The reported superiority of USG over auscultatory confirmation of ETT was in agreement with the study of Ramsingh et al.14 who reported a higher sensitivity, specificity, and accuracy of 93%, 96%, and 95% versus 66%, 59%, and 62% for differentiating tracheal and bronchial intubations. They reported that pleural lung sliding examination showed an improved ability to detect both right and left bronchial intubation over auscultation. Zadel et al.15 also drew similar inferences from their study wherein a sensitivity and specificity of 100% and 90% respectively for auscultation and a specificity and specificity of 100% both for POCUS alone and for a combination of auscultation and POCUS was observed. Since auscultation is highly dependent upon the clinical experience of the anesthesiologists, there are high chances of missing endobronchial intubation, and therefore it may be attributed to more clinical experience of the physician. Also, due to interobserver variability, there are high chances of undiagnosed endobronchial intubations which may lead to serious complications. In line with the reported figures, Adi et al.16 concluded bedside upper airway USG is in concordance with Lin et al.17 reported similar results.

The average time taken for determining the ETT placement using standard auscultation was 12.96 ± 2.23 s whereas for USG was 14.28 ± 3.77 s. No clinical as well as statistical difference was seen in either modality. The accuracy of USG in detecting the correct location of ETT was found to be 90.76% which was far more superior to standard auscultation with the accuracy of 74.67%. These findings also followed a study by Rajan et al.18 who concluded that ultrasound directed confirmation of ETT placement in overweight and obese patients is superior in speed and accuracy in comparison to the standard auscultatory method.
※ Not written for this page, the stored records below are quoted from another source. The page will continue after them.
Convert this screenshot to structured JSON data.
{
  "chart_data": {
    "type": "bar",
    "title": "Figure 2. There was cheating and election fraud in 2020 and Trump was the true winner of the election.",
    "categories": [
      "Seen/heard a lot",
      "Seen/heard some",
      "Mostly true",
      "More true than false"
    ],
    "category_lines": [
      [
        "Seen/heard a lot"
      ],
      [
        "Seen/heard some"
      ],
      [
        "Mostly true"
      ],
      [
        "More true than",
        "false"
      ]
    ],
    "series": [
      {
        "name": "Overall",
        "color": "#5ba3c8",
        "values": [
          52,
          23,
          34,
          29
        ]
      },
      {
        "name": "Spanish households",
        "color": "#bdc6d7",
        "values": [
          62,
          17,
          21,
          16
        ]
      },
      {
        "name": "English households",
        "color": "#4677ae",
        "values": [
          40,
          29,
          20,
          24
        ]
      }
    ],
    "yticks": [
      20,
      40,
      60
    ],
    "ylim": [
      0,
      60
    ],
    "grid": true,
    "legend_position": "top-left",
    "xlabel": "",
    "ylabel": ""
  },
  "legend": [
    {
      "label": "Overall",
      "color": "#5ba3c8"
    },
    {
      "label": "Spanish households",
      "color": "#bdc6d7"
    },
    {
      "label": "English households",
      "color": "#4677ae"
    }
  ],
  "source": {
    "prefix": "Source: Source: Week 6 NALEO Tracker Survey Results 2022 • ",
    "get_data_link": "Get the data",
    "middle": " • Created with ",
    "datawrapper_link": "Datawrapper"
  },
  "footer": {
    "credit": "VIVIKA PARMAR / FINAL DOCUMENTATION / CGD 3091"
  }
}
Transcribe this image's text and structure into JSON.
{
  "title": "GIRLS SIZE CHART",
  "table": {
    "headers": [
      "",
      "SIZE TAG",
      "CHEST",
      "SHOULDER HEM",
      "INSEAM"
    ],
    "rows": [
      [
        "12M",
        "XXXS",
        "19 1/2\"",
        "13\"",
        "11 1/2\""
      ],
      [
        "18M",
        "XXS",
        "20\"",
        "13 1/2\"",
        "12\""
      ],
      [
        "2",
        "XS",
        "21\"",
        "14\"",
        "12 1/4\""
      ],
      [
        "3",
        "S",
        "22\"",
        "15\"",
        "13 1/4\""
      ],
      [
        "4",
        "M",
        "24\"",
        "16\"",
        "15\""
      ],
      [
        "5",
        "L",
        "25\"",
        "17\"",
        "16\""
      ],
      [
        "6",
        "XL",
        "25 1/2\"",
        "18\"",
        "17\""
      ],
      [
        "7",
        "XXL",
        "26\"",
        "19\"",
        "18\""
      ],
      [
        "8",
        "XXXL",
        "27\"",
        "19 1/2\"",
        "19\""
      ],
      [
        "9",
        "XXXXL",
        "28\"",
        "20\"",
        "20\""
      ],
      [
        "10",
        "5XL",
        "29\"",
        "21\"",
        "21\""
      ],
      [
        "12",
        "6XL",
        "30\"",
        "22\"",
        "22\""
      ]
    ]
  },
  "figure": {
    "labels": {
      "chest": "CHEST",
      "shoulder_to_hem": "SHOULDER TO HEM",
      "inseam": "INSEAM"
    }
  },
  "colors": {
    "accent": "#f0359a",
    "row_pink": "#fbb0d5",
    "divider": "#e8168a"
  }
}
The findings of the two modalities were compared with the study of Arafa et al.11 who conducted a study to estimate the accuracy and rapidity of bedside upper airway USG versus standard auscultation for confirmation of ETT position in 107 adult patients. In comparison to WC, findings in upper airway USG revealed significantly higher sensitivity, specificity, and accuracy rates as compared with standard auscultation. Also, the time required for confirmation of ETT position was significantly faster in upper airway USG when compared with standard auscultation.

A very recent study conducted by Ahn et al.3 in pediatric patients aged 0–24 months also concluded that lung sliding was more accurate than auscultation for optimal positioning of the ETT.

This prospective study shows that the ultrasonographic lung sliding sign is a highly accurate method for determining the location of ETT after an endotracheal intubation by interpretation of lung sliding sign. It appears to be easily interpretable and can be performed with a high degree of sensitivity and specificity when compared to the standard method of auscultation.

Other common modalities available for the detection of correct ETT placement within trachea have various limitations. The use of standard sizing for the tube based on height and weight is prone to error, and chest X-ray poses an exposure hazard especially in pediatric age group. Despite the technology being widely available, the use of USG for the airway is not widespread. This can be attributed to the challenge faced during the training of perioperative physicians. This study highlights the utility of airway ultrasound as an emerging diagnostic tool. With various evidence available in studies conducted in adult age groups suggesting the use of USG to accurately and quickly determine the ETT location, its use in pediatric airway management can result in better and favorable outcomes and fewer complications.


Although USG is a valuable tool for confirmation of ETT placement, it is dependent on the provider’s ability to detect and interpret images. Consequently, it is imperative that anesthesiologists receive adequate training before this technique is practiced routinely.

Based on the existing evidence, USG appears to be highly sensitive and specific for guiding and verifying ETT placement. It is easily available, rapid, and noninvasive and does not depend on ventilation for confirmation. Therefore, with proper training, inclusion of USG can be made as an essential theatre equipment.